Intrusion detection alarm systems should be installed in restaurants and bars to deter burglars. These systems may have panic buttons that staff can use to quickly send signals to police that there is trouble without making a phone call. It may be a good idea to place a panic button in the cooler if it is designated for use as a safe room. 

CRIME PREVENTION CHECKLIST

Crime Prevention Through Environmental Design

  • All nooks and crannies (hiding places) on the exterior of the restaurant have been eliminated.
  • Landscaping and plant growth within 4 feet of exterior walkways and doors is no more than 3 feet in height.
  • Trees are trimmed at a height of no less than 6 feet from the ground to the lowest foliage.
  • Outdoor pay telephones have been eliminated.
  • Exterior lighting is bright and covers all outdoor areas.
  • Exterior lighting is on a timer or light sensor system so staff do not have to “turn off” exterior lights.
  • The restaurant property is identified and enclosed with a 3’-4’ high wrought-iron fence, if possible.
  • Video cameras are used to monitor parking lots and other exterior areas.
  • Exterior motion detection lighting systems are employed.
  • Exterior trash or waste containers are located in a locked enclosure.

Physical Security

  • Electronic alarm systems are in place and active.
  • Preventative maintenance of alarm is scheduled.
  • Restaurant electronic alarm systems are centrally monitored, which means they are monitored by an off-site alarm monitoring company that can notify key staff and law enforcement quickly.
  • Key staff members have received special training on disabling and activation procedures, including passwords that might be requested by the alarm monitoring company as an “all clear” indicator.
  • Exterior door keys are limited to employees who must have access and keys are marked “Do Not Duplicate.”

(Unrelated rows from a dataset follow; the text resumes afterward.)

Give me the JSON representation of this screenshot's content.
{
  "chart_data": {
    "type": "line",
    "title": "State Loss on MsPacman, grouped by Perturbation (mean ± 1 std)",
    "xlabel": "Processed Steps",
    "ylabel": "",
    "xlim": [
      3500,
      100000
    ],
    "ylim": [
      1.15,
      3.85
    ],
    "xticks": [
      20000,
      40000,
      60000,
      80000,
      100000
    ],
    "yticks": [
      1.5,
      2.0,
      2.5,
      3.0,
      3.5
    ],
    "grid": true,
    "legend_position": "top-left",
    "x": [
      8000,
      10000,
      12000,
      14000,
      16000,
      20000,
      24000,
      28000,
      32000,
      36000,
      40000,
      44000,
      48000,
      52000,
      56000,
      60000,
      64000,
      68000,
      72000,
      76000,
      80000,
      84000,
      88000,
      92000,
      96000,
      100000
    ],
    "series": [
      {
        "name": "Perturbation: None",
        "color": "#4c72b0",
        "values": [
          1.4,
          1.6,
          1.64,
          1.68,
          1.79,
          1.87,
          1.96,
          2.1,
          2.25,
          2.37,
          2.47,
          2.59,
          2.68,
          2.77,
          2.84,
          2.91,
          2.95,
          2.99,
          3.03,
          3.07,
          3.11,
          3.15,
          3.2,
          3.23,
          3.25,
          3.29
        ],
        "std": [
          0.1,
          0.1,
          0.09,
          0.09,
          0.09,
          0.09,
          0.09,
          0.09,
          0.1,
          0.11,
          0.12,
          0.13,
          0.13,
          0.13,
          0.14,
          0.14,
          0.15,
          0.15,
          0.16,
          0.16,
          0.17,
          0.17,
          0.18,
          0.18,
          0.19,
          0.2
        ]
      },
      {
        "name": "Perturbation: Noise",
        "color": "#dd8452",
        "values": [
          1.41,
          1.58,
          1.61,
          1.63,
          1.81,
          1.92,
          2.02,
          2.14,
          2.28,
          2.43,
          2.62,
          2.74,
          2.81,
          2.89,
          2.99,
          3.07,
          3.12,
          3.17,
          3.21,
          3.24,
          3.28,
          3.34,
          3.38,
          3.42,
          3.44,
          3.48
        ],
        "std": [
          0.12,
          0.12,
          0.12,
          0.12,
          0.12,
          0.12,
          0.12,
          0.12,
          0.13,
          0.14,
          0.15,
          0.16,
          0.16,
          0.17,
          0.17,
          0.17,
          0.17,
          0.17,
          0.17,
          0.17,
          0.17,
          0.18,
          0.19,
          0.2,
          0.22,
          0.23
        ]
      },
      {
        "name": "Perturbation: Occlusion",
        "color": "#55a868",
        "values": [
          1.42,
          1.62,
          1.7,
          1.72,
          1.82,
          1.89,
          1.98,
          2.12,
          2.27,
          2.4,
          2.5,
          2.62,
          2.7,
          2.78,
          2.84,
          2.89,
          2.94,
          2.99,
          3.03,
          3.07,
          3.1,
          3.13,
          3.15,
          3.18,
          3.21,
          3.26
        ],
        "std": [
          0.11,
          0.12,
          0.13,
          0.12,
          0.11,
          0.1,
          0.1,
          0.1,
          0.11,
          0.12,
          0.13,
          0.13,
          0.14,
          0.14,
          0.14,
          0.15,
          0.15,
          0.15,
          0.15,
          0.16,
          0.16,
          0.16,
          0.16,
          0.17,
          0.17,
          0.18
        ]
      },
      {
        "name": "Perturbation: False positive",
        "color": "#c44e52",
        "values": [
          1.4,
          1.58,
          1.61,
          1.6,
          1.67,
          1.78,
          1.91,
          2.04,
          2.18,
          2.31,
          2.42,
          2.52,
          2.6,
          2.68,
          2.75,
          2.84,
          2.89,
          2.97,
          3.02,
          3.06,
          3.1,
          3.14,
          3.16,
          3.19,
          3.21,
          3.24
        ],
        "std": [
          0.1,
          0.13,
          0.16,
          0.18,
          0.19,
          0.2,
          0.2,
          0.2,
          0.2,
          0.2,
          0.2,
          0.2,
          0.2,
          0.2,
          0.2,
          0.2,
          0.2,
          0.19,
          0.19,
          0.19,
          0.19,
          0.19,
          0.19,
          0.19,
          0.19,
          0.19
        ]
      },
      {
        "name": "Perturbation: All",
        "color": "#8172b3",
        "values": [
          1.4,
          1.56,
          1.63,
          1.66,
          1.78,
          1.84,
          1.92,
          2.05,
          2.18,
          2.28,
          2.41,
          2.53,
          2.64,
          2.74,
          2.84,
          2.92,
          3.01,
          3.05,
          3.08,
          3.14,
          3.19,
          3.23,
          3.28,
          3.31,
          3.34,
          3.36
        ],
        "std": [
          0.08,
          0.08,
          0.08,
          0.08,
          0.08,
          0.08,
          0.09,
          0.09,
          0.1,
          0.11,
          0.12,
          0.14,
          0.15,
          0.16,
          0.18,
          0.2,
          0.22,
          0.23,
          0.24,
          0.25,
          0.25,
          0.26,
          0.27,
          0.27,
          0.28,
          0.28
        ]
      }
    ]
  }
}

Video Surveillance Systems

  • Monitors are near cash registers so customers and staff are aware they are being recorded.
  • Video recorder (DVR) is out of sight so it is not easily removed or damaged.
  • Exterior areas such as parking areas, loading/receiving area, trash disposal area, and exterior doors have good video camera coverage.
  • All cash handling areas are monitored by video, including cash transactions as they occur.
  • Video system preventive maintenance is scheduled.
  • Appropriate restaurant staff are trained in the use of the video system, including how to save copies of incident video to a thumb drive, DVD, or other media.

Freezers and Coolers

  • Are ALWAYS able to be unlocked and opened from the inside to prevent entrapment.
  • Have an alarm or communication device inside the freezer and cooler.

Restrooms

  • Do not have drop ceilings as they could be used by “stay-behinds.”
  • Each stall should be checked before closing.

Exterior Doors

  • All solid exterior doors have through-the-door viewers.
  • The rear door leading to the trash or waste containers has a buzzer to request re-entry or for deliveries, as well as a peep hole to visually verify who is requesting entry. These doors should NEVER be propped open. An open door may seem like an invitation for someone who doesn’t belong in these areas.

Drive-Thru Windows

  • Window is equipped with pull-down “bandit barrier” with bullet-resistant glazing.
  • Window is designed to close automatically when not in use.

Roof Access

  • Any roof access to the restaurant is locked on the inside of the building.
  • Exterior ladders on the side of the building are secured and do not provide access to the restaurant roof.

Safe Management

  • The combination to a restaurant safe is changed every time an employee with access to the combination terminates or is terminated.
  • The number of people who have access to the safe is limited as much as possible.
  • The safe combination is not written anywhere in the proximity to the safe.
  • The combination is always scrambled upon closure of the safe.
  • Wheels have been removed from the safe and it is bolted into the ground.
  • A drop safe is available for staff to drop cash after a certain amount of cash is collected to keep the amount of accessible cash on hand as limited as possible. The policy on cash drop amount has been set and staff have been properly trained on the procedure.